Luckily, Bruno had heard of a new “rejuvenation” software package developed by Lola, a subsidiary of Santa Monica-based Hydraulx. “It’s been used to do ‘vanity fixes’ and remove blemishes, but I suddenly realized we really had to push it for this sequence,” Bruno reports. “So co-owner Greg Strause flew up to the set, and I’m saying, ‘How do we get this done? Do we need to put tracking markers on all the actors so they can be tracked in 3D?’ And Greg says, ‘No, it’s a whole new way of doing it — just shoot it.’ And we were so deep in production I just said, ‘OK.’ I had to trust someone.”

It was only later that Bruno says he realized, “If this doesn’t work, the whole movie doesn’t work! We can’t start off with a really cheesy effect.” But everyone’s fears were allayed after Strause and his Lola team did a test run of their software, which uses a system of 3D patches put over the actors’ existing facial features and which went “spectacularly well,” recalls Bruno. “And the result is an effect that is totally invisible and seamless, and Brett was really pleased.”
“In fact, it was so good that it worked almost too well,” recalls Ratner. “It smoothed out every line and wrinkle and took decades off each actor, so we then went back and tweaked it some more so that the look wasn’t quite so extreme and radical.”

Adds the director, half-jokingly, “You can forget all about plastic surgery now - this program is what all actors will be demanding from now on as part of their contracts.”

Even more challenging for the visual effects team was the scene where the powerful telepath and telekinetic Jean atomizes an entire house. “That took forever and there’s more detail than I’ve ever seen in any CG sequence,” Bruno says. “It was all done by MPC in London and we ended up atomizing people’s clothes and flesh, and then the room around them starts to break away, and this is all paid off in a huge scale at the end of the movie. So that technique had to be copied and stylized on a greater scale for the end sequence of the film, and all the software was transferred to Weta. In fact, all the visual effects were designed to be a character in the film, and are presented as character enhancement.”

Looking back, Bruno notes that a major part of his job as VFX supervisor was, “trying to organize all these great talents around the world, and making sure we all kept focused on the same look and style. And then, for my own satisfaction, it was the chance to really push the envelope of every single sequence, but making sure that the visual effects helped tell the story and didn’t overpower the character. So I spent all my time sitting next to Brett, convincing the actors that it’d all be OK.”

Despite the stress of having to pull together all the film’s major sequences with their various visual effects only arriving at the last minute, Ratner reports that, “I love the entire post process, especially editing and the color timing, which I did with Stefan Sonnenfeld over at Company 3 in Santa Monica. In fact, Stefan has worked on every single piece of film I’ve ever shot in my entire career — almost 15 years now, starting with my first music video. I call him The Stanley Kubrick of color.”

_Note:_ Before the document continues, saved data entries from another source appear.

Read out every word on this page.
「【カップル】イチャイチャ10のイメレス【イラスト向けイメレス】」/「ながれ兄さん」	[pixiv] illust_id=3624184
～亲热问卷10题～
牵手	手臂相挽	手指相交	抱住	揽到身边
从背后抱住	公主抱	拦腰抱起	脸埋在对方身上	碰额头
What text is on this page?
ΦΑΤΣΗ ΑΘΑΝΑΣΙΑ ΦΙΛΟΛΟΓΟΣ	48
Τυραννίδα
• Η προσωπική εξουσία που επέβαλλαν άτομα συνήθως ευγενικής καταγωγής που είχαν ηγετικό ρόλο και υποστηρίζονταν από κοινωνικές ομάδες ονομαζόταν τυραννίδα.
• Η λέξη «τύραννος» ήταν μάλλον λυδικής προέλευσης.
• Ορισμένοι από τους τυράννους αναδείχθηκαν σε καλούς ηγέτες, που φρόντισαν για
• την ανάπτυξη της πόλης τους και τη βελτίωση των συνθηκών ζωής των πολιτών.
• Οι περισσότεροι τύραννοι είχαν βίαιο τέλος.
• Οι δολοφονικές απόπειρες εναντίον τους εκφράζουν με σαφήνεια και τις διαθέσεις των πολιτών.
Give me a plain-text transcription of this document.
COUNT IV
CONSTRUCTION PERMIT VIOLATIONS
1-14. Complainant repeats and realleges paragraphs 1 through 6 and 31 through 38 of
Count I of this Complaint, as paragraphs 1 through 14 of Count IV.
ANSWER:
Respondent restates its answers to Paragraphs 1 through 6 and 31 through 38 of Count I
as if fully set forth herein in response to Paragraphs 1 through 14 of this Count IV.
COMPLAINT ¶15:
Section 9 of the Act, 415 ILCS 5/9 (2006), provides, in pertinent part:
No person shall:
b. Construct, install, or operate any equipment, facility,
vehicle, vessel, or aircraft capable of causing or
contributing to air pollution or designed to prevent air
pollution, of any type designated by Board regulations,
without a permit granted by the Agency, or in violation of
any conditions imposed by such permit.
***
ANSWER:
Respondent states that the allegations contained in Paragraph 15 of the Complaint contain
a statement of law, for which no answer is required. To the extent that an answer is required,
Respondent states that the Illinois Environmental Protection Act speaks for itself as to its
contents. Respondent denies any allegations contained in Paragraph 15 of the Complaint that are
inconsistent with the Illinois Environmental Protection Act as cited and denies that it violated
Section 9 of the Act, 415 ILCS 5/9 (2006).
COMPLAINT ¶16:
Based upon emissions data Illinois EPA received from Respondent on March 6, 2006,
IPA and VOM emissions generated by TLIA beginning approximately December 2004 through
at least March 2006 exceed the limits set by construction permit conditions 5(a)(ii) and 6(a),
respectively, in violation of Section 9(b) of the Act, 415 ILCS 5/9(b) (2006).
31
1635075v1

Ratner and Sonnenfeld, along with input from DP Dante Spinotti, whose many film credits include LA Confidential and The Insider, both of which earned him Academy Award nominations, spent “several months” on the color correction, says the director who also bounced back and forth to the Fox lot where all the scoring and audio mixing was done. The DI facility was E-Film.

Summing up, Ratner calls the film, “the hardest one I’ve ever done, especially the post, because of the complexity of the story and visual effects and all the elements you need to tell the story. What’s fascinating is just how free you are now as a filmmaker, thanks to visual effects. The possibilities have become endless, so anything I could think of, I could do.”